Our expert says:
Its awfully complex. But basically, all medicines have a half-life. All drugs vary between themselves in how quickly and thoroughly they are absorbed, how long they remain active, and how rapidly ( or slowly ) they are excreted from the body. Rather as with radio-active isotopes, from which field the term comes, the half life is the period of time from your stopping the drug until its availability / blood level has fallen to half what is was. So its a measure of how rapidly a drug will leave the body. Exactly how different half-lives affect the symptoms caused by drug withdrawal can be really complicated. Ideally, if a drug has a long half-life, thus leaving gradually and slowly, there should be less chance of troublesome withdrawal problems.
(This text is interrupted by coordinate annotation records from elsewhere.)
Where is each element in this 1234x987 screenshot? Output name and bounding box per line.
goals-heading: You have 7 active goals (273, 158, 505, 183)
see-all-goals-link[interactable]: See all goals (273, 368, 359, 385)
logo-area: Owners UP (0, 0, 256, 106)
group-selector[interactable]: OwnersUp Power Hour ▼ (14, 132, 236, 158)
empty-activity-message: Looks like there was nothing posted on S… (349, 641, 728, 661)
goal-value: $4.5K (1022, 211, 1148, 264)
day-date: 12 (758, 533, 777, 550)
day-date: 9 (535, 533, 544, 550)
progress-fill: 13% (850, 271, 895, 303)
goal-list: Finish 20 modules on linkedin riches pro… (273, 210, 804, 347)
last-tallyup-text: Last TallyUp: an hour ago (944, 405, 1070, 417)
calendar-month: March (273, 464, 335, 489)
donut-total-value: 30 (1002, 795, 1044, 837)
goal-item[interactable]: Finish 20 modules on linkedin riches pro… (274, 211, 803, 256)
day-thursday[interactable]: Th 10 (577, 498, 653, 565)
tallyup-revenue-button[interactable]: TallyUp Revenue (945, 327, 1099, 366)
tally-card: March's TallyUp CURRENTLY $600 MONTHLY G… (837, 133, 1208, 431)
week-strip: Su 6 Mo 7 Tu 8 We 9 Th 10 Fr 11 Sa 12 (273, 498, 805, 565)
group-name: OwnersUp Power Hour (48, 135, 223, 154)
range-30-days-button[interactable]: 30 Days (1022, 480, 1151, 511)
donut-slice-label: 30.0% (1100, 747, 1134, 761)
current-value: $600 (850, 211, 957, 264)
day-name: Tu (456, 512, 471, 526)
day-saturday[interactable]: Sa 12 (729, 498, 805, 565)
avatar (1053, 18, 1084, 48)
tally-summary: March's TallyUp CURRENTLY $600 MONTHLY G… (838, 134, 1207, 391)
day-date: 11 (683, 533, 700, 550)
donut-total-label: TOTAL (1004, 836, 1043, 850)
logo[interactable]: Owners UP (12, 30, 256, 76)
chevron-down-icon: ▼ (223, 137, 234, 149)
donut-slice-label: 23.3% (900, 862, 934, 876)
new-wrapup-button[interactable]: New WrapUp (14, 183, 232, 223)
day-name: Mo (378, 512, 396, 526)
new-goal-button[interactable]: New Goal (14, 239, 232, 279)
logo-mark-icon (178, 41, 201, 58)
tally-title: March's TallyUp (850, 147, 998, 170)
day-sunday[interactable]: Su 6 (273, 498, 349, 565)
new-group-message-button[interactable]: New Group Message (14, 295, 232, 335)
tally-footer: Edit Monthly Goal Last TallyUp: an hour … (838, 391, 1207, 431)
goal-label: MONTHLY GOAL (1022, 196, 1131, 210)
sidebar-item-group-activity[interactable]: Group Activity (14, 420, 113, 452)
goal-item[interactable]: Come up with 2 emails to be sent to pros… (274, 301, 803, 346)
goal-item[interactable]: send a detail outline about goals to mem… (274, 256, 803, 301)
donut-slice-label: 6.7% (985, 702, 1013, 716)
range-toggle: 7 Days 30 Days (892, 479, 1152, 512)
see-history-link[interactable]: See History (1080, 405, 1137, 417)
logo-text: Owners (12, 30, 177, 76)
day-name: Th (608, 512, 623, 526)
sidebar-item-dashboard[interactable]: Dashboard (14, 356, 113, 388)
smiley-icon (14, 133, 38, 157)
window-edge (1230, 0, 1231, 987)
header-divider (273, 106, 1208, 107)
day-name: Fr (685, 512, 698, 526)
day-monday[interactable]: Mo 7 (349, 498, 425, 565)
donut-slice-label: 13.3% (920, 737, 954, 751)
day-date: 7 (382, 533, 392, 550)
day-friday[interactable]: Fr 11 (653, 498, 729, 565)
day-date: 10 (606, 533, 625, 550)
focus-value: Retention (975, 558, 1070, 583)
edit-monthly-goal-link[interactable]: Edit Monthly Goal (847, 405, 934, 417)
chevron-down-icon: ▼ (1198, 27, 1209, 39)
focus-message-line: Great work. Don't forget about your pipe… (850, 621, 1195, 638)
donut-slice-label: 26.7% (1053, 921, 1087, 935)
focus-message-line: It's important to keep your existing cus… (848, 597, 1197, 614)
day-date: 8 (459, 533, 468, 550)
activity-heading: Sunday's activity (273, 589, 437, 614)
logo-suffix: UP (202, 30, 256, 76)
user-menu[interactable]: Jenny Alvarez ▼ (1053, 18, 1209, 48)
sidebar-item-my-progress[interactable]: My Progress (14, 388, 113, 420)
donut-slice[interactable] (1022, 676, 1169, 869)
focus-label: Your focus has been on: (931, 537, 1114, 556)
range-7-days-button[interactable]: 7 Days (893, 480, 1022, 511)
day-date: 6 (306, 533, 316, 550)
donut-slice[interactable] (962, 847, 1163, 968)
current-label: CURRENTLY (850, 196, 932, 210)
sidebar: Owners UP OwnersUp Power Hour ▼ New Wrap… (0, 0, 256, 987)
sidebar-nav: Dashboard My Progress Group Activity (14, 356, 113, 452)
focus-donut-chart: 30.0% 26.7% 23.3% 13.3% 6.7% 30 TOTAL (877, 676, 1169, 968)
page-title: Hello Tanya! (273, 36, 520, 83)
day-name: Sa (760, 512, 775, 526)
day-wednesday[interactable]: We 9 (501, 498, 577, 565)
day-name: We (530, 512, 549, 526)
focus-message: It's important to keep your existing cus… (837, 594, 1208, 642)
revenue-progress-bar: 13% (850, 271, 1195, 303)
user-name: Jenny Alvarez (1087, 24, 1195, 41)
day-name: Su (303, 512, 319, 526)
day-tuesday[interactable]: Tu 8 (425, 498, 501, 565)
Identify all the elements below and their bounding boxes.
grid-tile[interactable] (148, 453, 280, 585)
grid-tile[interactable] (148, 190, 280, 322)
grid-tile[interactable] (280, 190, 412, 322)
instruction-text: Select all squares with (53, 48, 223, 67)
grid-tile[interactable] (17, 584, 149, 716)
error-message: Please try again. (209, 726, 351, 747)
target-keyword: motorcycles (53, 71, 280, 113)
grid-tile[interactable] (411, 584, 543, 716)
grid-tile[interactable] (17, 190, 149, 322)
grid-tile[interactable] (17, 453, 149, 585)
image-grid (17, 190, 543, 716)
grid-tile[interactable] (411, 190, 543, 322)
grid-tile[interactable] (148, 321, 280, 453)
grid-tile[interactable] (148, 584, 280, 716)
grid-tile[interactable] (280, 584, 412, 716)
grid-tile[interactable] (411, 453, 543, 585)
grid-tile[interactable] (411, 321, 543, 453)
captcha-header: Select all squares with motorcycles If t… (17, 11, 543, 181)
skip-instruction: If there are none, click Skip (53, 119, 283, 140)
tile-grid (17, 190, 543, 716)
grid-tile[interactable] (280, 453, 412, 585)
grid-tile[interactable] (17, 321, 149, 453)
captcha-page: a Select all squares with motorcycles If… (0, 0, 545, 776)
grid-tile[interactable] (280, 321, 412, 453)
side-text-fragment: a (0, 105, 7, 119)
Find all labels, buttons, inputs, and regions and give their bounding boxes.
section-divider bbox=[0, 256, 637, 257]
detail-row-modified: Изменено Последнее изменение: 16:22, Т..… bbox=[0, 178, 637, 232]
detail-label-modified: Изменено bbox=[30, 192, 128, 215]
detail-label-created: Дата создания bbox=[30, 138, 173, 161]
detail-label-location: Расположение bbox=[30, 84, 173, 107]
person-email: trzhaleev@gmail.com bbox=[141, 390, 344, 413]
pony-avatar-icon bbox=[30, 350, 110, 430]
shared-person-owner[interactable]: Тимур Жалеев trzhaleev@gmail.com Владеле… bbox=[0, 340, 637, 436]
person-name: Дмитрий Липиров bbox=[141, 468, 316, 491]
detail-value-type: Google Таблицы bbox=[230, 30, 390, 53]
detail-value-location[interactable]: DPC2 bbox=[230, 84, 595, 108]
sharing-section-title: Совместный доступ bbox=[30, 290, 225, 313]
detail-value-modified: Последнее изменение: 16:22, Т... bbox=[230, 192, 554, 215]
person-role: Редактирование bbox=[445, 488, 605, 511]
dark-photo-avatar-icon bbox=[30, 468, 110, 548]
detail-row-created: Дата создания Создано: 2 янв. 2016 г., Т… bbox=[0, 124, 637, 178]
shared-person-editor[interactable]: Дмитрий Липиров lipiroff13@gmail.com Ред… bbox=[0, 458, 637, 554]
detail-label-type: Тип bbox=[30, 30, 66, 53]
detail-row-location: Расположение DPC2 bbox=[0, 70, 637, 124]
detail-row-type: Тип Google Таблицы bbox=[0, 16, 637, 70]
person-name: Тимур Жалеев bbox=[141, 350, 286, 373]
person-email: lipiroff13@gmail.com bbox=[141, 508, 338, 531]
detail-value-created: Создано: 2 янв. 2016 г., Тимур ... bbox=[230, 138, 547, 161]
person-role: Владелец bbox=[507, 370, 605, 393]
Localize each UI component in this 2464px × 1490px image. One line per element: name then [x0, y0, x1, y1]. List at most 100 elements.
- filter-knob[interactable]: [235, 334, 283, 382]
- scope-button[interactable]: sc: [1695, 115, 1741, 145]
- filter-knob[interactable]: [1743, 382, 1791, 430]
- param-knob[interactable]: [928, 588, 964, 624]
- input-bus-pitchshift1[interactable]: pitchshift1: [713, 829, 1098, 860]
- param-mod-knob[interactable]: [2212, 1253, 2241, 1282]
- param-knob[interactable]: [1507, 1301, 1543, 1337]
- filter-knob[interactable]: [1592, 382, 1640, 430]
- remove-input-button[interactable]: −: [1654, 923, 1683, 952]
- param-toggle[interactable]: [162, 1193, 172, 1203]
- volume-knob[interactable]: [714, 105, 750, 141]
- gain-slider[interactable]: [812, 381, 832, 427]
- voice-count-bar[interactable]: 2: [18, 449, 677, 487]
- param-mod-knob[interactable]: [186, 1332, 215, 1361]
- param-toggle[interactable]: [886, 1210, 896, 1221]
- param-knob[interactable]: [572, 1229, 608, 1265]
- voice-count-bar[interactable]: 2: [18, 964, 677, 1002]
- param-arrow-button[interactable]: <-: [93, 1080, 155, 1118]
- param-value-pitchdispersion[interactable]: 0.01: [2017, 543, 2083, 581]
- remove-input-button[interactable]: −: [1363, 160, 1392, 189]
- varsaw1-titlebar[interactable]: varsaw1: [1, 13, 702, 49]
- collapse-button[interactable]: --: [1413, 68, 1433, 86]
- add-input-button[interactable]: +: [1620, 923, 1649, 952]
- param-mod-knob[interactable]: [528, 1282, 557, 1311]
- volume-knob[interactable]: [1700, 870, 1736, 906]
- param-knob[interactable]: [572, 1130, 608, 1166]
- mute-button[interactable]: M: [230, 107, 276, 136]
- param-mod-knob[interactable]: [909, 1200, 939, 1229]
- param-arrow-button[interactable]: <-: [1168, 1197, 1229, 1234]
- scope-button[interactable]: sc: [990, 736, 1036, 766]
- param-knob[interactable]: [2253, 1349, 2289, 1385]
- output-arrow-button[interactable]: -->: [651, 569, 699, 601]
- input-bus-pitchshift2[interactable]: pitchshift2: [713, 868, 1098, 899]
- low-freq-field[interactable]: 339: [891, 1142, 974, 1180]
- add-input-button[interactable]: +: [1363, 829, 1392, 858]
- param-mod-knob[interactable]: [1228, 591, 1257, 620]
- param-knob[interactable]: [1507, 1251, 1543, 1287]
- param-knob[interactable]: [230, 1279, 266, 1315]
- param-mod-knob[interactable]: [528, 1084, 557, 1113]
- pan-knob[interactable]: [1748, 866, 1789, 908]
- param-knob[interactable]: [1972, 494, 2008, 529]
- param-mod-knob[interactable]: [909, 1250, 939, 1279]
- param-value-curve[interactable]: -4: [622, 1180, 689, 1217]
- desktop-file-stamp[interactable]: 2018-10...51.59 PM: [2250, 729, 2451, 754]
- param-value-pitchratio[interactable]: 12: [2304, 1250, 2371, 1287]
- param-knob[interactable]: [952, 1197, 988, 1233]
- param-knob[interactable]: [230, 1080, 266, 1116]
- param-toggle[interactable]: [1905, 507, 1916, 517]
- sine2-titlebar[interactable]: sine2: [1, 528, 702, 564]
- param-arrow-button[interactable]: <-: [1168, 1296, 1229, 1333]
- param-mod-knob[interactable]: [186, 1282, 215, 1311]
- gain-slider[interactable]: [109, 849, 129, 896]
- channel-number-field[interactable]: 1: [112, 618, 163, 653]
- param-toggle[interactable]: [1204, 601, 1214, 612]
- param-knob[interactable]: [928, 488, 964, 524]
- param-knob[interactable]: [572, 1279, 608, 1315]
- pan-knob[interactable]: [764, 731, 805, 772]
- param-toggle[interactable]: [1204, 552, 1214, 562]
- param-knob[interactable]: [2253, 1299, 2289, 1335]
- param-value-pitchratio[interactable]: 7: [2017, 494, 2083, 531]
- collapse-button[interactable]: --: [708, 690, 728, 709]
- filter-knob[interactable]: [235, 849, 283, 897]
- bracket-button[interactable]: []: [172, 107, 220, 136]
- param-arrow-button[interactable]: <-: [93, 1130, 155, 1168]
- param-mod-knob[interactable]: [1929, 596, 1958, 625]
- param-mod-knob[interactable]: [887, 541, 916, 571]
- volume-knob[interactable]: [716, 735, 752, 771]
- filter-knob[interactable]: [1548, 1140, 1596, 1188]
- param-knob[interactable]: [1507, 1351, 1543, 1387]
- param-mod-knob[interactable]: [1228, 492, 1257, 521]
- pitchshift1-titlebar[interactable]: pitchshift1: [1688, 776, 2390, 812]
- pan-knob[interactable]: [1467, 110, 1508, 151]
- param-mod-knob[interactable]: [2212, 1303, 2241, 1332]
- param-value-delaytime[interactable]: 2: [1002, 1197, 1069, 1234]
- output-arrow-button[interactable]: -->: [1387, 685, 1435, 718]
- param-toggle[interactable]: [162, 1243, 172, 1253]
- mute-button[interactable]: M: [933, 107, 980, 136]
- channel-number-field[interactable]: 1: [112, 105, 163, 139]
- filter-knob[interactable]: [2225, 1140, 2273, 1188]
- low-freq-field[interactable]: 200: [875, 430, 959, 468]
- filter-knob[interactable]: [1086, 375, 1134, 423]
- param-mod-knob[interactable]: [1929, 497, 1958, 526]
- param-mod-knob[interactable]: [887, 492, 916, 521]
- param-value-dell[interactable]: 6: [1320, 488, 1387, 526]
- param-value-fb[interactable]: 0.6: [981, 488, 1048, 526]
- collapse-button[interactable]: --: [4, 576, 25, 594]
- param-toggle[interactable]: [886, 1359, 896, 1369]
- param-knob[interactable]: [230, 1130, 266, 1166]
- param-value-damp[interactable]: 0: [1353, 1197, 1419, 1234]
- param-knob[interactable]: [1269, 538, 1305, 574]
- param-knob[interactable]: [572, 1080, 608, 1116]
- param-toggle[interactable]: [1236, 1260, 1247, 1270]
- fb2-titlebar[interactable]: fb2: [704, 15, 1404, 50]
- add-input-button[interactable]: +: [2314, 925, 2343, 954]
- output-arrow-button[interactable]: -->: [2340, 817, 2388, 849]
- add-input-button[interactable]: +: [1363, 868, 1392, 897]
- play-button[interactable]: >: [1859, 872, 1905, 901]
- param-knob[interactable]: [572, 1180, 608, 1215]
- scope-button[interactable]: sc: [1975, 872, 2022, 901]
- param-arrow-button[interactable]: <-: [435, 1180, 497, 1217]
In some drugs, their short-half-life can cause a number of limitations to their use, and there is value in the parent drug company producing a special SR, slow-release or long-acting form, to provide a longer half-life. Sometimes this is actually no advantage, but is a ploy used by a company which derives large profits from the original drug, when it loses its exclusive patent and cheaper generics are starting to appear, and then a new formulation like an SR form, can give them the benefits of some degree of patent extension. And you'll see they start saying nasty things about their own earlier drug, to explain why the SR version is so very much better, whether or not it actually is.
Maybe it'd be best to stick on the Xanor SR ( I remember this drug being marketed with highly dubious claims that it was an antidepressant and a treatment for PTSD, neither claim being true ) ) - and discuss it in more detail with your new doc and make a fresh plan for withdrawing from it.
Kitty sends scratches back to you, though I'm not sure how to deliver them.